2À l’origine de cet objet éditorial il y a Illustrarium: Soviet Lithuanian Children’s Book Illustration, une exposition d’abord montrée à la Bologna Children’s Bookfair en 2011. En observant les liens entre ces ouvrages et sa propre collection d’albums soviétiques, l’éditrice de Tara Books V. Geetha eut alors l’idée de produire à Chennai, en 2015, non seulement une exposition commune mais également un ouvrage coécrit avec la chercheuse — et commissaire de l’exposition — Giedrė Jankevičiūtė. Ce d’autant plus que le vide éditorial autour de cette production principalement axée sur la seconde moitié du xxe siècle et autour des autres pays soviétiques était à combler.

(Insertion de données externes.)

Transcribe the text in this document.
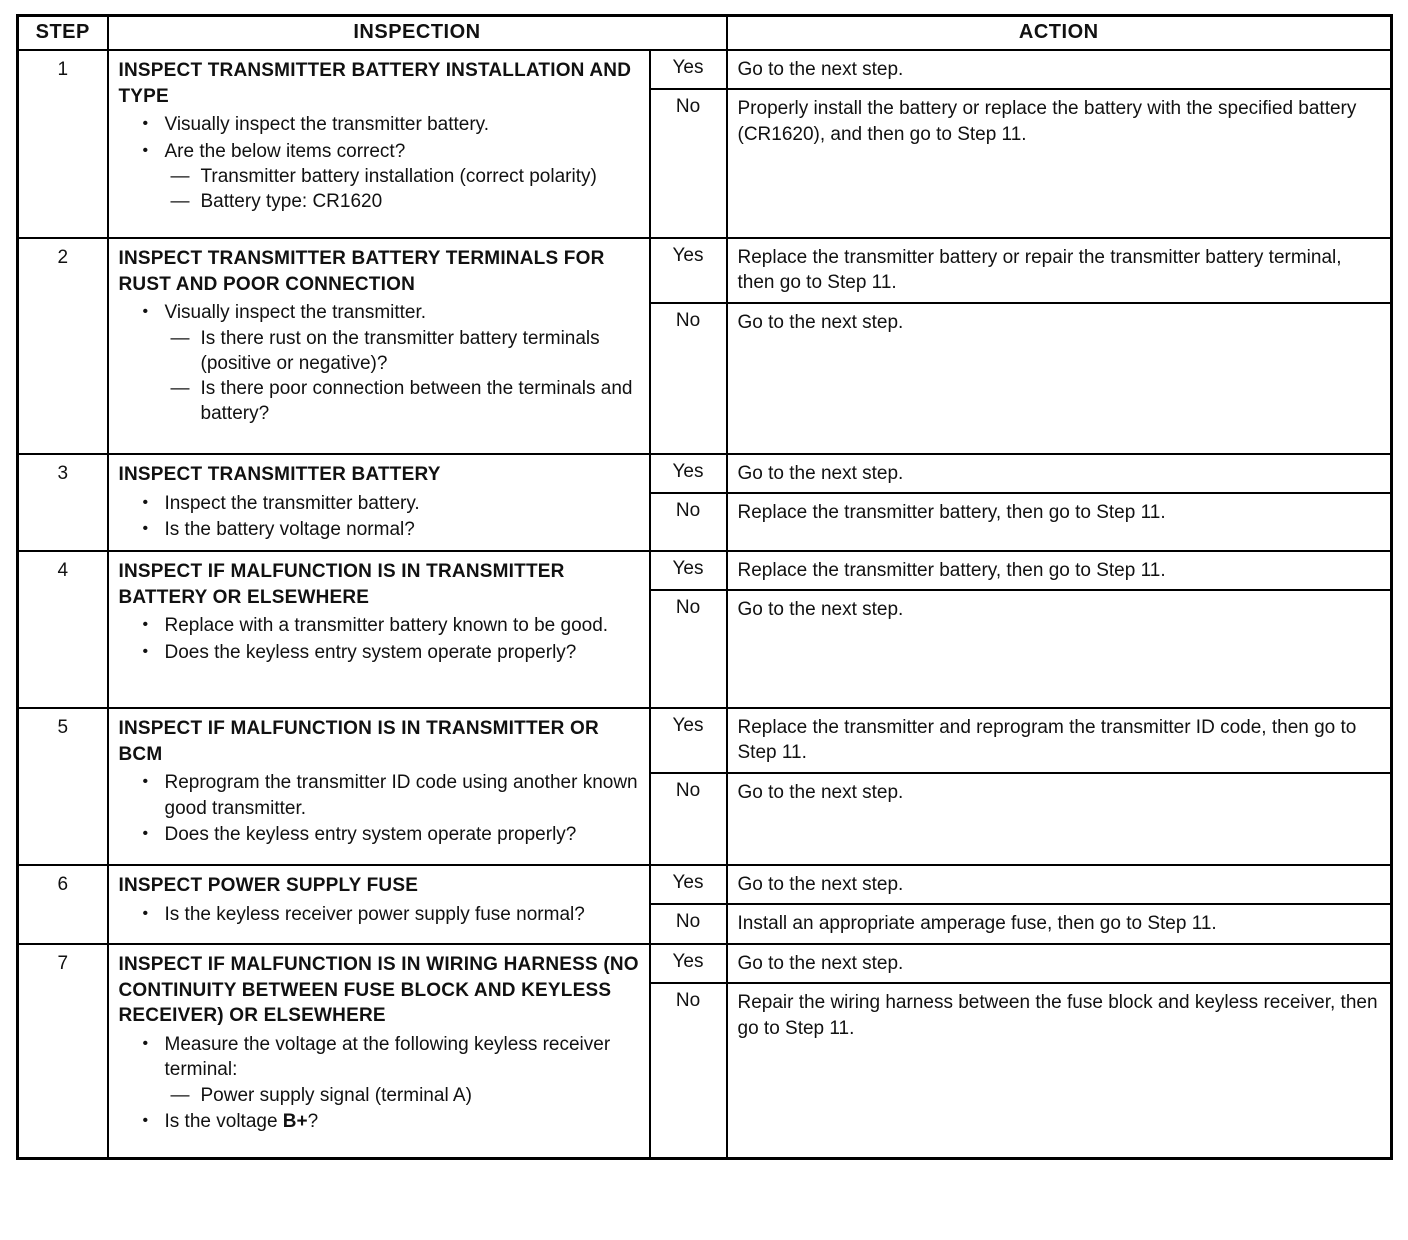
STEP	INSPECTION		ACTION
1	INSPECT TRANSMITTER BATTERY INSTALLATION AND TYPE
• Visually inspect the transmitter battery.
• Are the below items correct?
— Transmitter battery installation (correct polarity)
— Battery type: CR1620
	Yes	Go to the next step.
		No	Properly install the battery or replace the battery with the specified battery (CR1620), and then go to Step 11.
2	INSPECT TRANSMITTER BATTERY TERMINALS FOR RUST AND POOR CONNECTION
• Visually inspect the transmitter.
— Is there rust on the transmitter battery terminals (positive or negative)?
— Is there poor connection between the terminals and battery?
	Yes	Replace the transmitter battery or repair the transmitter battery terminal, then go to Step 11.
		No	Go to the next step.
3	INSPECT TRANSMITTER BATTERY
• Inspect the transmitter battery.
• Is the battery voltage normal?	Yes	Go to the next step.
		No	Replace the transmitter battery, then go to Step 11.
4	INSPECT IF MALFUNCTION IS IN TRANSMITTER BATTERY OR ELSEWHERE
• Replace with a transmitter battery known to be good.
• Does the keyless entry system operate properly?	Yes	Replace the transmitter battery, then go to Step 11.
		No	Go to the next step.
5	INSPECT IF MALFUNCTION IS IN TRANSMITTER OR BCM
• Reprogram the transmitter ID code using another known good transmitter.
• Does the keyless entry system operate properly?	Yes	Replace the transmitter and reprogram the transmitter ID code, then go to Step 11.
		No	Go to the next step.
6	INSPECT POWER SUPPLY FUSE
• Is the keyless receiver power supply fuse normal?	Yes	Go to the next step.
		No	Install an appropriate amperage fuse, then go to Step 11.
7	INSPECT IF MALFUNCTION IS IN WIRING HARNESS (NO CONTINUITY BETWEEN FUSE BLOCK AND KEYLESS RECEIVER) OR ELSEWHERE
• Measure the voltage at the following keyless receiver terminal:
— Power supply signal (terminal A)
• Is the voltage B+?
	Yes	Go to the next step.
		No	Repair the wiring harness between the fuse block and keyless receiver, then go to Step 11.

Cette genèse a du sens pour comprendre la construction bancale d’un ouvrage divisé en deux parties qui vont se révéler tout à fait déséquilibrées. Les deux grandes parties du livre sont donc dédiées, l’une à l’Inde, l’autre à la Lituanie (sans que l’on sache précisément qui a écrit quoi, les noms des deux autrices restant indissociables). Le sommaire présente une division de ces deux parties en un même nombre de sous-chapitres mais un examen attentif de la pagination révèle que la partie indienne occupe moins du tiers des pages de l’ouvrage.

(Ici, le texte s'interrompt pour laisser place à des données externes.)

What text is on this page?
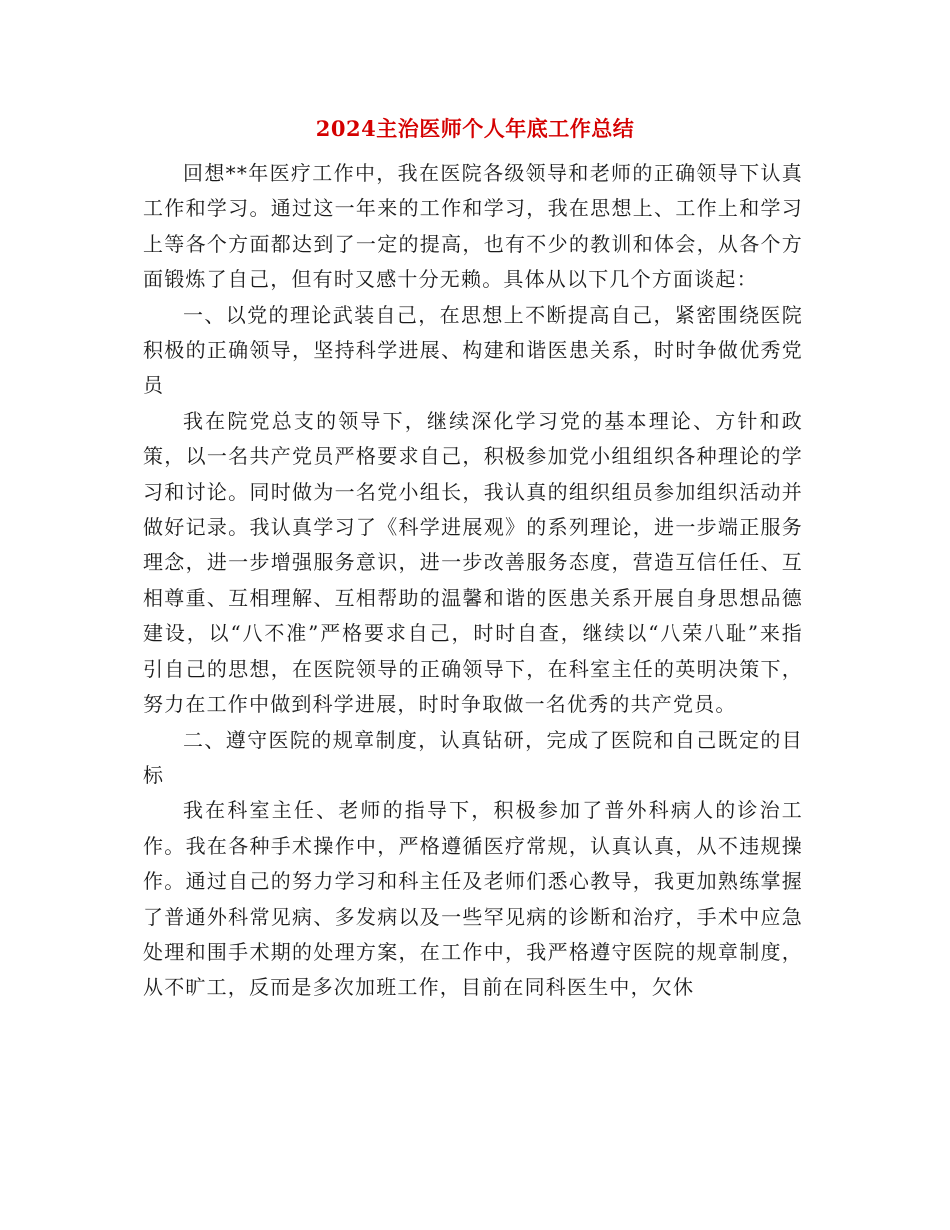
2024主治医师个人年底工作总结

回想**年医疗工作中，我在医院各级领导和老师的正确领导下认真工作和学习。通过这一年来的工作和学习，我在思想上、工作上和学习上等各个方面都达到了一定的提高，也有不少的教训和体会，从各个方面锻炼了自己，但有时又感十分无赖。具体从以下几个方面谈起：

一、以党的理论武装自己，在思想上不断提高自己，紧密围绕医院积极的正确领导，坚持科学进展、构建和谐医患关系，时时争做优秀党员

我在院党总支的领导下，继续深化学习党的基本理论、方针和政策，以一名共产党员严格要求自己，积极参加党小组组织各种理论的学习和讨论。同时做为一名党小组长，我认真的组织组员参加组织活动并做好记录。我认真学习了《科学进展观》的系列理论，进一步端正服务理念，进一步增强服务意识，进一步改善服务态度，营造互信任任、互相尊重、互相理解、互相帮助的温馨和谐的医患关系开展自身思想品德建设，以“八不准”严格要求自己，时时自查，继续以“八荣八耻”来指引自己的思想，在医院领导的正确领导下，在科室主任的英明决策下，努力在工作中做到科学进展，时时争取做一名优秀的共产党员。

二、遵守医院的规章制度，认真钻研，完成了医院和自己既定的目标

我在科室主任、老师的指导下，积极参加了普外科病人的诊治工作。我在各种手术操作中，严格遵循医疗常规，认真认真，从不违规操作。通过自己的努力学习和科主任及老师们悉心教导，我更加熟练掌握了普通外科常见病、多发病以及一些罕见病的诊断和治疗，手术中应急处理和围手术期的处理方案，在工作中，我严格遵守医院的规章制度，从不旷工，反而是多次加班工作，目前在同科医生中，欠休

3Comment expliquer cette différence ? Probablement par les sujets mêmes abordés par l’une et l’autre partie : d’un côté la réception en Inde de livres venus de l’URSS, principalement basée sur les souvenirs d’enfance d’une génération à laquelle appartient V. Geetha, de l’autre un panorama de l’édition jeunesse publiée en Lituanie soviétique jusqu’à son indépendance en 1990. Il ne sera jamais question d’échanges entre les deux pays et les deux essais ne se rencontreront jamais.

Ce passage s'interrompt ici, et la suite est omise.